Am 19. Dezember hatte der Kreistag den Schulentwicklungsplan für die Jahre 2014-2019 beschlossen. Damit zusammen hängen voraussichtlich sechs Schulschließungen. Edith Braun kündigt an, noch einmal beim Landrat sowie der Landesregierung aktiv zu werden.

Stendal l Die Schulentwicklungsplanung, die im Dezember vom Stendaler Kreistag beschlossen worden ist, habe ihr über die Feiertage ein "richtig schlechtes Gewissen" bereitet, sagte die Schulausschussvorsitzende Edith Braun (SPD) gestern der Volksstimme. "Das Ganze hat mir das Weihnachtsfest versaut."

Was ihr so schwere Sorgen bereitet, ist insbesondere die geplante Schließung der Grundschule Werben. Das Gebäude war in den vergangenen Jahren für mehrere Hundertausend Euro saniert worden und soll nach den Sommerferien geschlossen werden. "Mich haben sehr viele Eltern und verantwortliche Lokalpolitiker angerufen", sagte Braun. Für sie habe sich in der Zwischenzeit ein neuer Kenntnisstand ergeben. So sei derzeit die Hortunterbringung für die Werbener Kinder nicht gesichert. "Es ist fraglich, ob an der Schule in Iden, wohin die Werbener Kinder gehen werden, überhaupt genügend Hortkapazitäten vorhanden sind", sagte Braun.

Mindestzahlen werden vom Land festgelegt

"Im Mai werden die Anmeldungen laufen, dann sehen wir klarer", sagt die Schulausschussvorsitzende. Sie sei immer davon ausgegangen, dass die Unterbringung im Hort parallel mit der in der jeweiligen Schule ablaufe. "Wenn sich nun herausstellt, dass die Werbener Kinder nach dem täglichen Schulschluss erst einmal an einen anderen Ort gebracht werden müssen, dann haut das alles nicht mehr hin."
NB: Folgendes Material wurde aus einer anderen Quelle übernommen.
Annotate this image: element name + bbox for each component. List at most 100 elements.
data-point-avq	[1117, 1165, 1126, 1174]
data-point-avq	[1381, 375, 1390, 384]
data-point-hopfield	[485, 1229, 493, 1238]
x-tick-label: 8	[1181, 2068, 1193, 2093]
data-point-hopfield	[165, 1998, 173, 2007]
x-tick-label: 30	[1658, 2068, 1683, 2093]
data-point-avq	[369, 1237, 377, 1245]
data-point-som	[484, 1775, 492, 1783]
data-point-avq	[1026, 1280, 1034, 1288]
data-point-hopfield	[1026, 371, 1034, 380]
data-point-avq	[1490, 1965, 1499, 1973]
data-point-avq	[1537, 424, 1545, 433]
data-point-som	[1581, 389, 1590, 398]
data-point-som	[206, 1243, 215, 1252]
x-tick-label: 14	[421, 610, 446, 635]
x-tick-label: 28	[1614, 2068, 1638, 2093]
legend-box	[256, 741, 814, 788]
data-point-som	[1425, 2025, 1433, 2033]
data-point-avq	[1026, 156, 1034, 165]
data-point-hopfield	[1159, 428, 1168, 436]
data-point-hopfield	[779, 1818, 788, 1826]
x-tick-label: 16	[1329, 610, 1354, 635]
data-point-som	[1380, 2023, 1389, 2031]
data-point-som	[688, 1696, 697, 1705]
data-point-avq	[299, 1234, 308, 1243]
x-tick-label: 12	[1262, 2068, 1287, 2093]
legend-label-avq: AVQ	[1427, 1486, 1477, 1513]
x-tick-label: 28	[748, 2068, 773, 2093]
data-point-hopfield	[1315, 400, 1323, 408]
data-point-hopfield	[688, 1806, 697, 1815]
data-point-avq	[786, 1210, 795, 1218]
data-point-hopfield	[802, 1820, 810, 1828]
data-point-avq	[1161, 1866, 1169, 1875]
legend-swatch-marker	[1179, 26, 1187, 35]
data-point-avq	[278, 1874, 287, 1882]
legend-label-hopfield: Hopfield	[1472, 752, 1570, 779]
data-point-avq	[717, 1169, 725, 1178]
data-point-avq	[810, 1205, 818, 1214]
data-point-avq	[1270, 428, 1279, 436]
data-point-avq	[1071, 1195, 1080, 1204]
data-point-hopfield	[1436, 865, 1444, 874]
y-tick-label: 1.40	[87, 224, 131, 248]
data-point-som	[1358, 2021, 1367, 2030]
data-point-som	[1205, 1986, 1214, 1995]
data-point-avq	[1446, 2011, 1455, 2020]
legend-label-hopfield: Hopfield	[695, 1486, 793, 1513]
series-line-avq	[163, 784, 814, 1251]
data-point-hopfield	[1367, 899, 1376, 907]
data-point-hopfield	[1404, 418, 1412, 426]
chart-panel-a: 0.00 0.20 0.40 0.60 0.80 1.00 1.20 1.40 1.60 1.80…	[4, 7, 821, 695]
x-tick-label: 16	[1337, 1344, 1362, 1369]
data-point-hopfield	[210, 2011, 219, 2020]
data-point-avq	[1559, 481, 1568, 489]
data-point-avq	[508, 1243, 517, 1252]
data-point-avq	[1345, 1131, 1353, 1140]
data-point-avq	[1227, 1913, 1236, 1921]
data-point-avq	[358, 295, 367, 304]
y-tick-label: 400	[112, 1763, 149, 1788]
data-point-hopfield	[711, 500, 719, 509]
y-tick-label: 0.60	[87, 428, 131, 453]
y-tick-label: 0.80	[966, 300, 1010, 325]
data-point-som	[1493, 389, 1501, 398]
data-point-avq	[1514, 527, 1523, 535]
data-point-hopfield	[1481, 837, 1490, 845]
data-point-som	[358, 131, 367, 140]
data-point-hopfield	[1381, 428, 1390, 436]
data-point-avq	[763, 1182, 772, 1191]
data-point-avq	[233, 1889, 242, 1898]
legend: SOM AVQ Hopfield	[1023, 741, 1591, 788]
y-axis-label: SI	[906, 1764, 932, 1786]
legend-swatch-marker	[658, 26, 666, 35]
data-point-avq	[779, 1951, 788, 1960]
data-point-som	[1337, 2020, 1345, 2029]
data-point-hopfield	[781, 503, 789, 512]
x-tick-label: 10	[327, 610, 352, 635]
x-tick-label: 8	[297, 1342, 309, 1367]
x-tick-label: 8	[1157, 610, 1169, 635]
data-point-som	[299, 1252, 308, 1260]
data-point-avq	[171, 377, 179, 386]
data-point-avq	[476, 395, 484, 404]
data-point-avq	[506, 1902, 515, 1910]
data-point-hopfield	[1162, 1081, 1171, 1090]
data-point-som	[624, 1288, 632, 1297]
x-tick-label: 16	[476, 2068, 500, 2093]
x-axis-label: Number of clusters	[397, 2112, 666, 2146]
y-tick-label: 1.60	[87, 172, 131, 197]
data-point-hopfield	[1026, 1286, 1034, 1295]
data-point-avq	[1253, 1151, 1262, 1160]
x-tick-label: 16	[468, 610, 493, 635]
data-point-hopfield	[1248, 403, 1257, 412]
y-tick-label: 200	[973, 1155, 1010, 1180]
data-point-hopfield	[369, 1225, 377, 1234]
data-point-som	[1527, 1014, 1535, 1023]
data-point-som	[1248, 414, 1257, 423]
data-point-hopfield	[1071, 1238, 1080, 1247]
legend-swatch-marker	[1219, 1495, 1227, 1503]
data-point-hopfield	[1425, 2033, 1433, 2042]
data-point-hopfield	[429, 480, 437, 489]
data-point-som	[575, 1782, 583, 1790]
Ohnehin sei ihr in ihrer 23-jährigen kommunalpolitischen Tätigkeit noch nie eine Entscheidung so schwer gefallen, wie diejenige im Dezember im Kreistag. Zumal sie nach eigenen Angaben bei zurückliegenden Schulentwicklungsplänen, die immer auch Schulschließungen beinhaltet hatten, stets dagegen gestimmt hatte.

"Wenn eine Entscheidung fehlerhaft zustande gekommen ist, dann bin ich die Letzte, die dies nicht zugibt", sagte Braun. Sie werde in Kürze noch einmal das Gespräch mit dem Landrat und dem Landesverwaltungsamt suchen. Mit dem jetzigen Wissenstand hätte sie dafür plädiert, die Grundschule Werben genauso wie die beiden Einrichtungen in Sandau und Rochau weiterzuführen, auch wenn man sich damit über die Beschlüsse der Verbandsgemeinde Arneburg-Goldbeck hinwegsetzen müsse. In Rochau wird die Schule für zwei Jahre als Außenstelle weitergeführt, in Sandau sollen Kinder aus den Havelberger Ortsteilen Warnau, Kuhlhausen und Garz das Überleben der Schule sichern.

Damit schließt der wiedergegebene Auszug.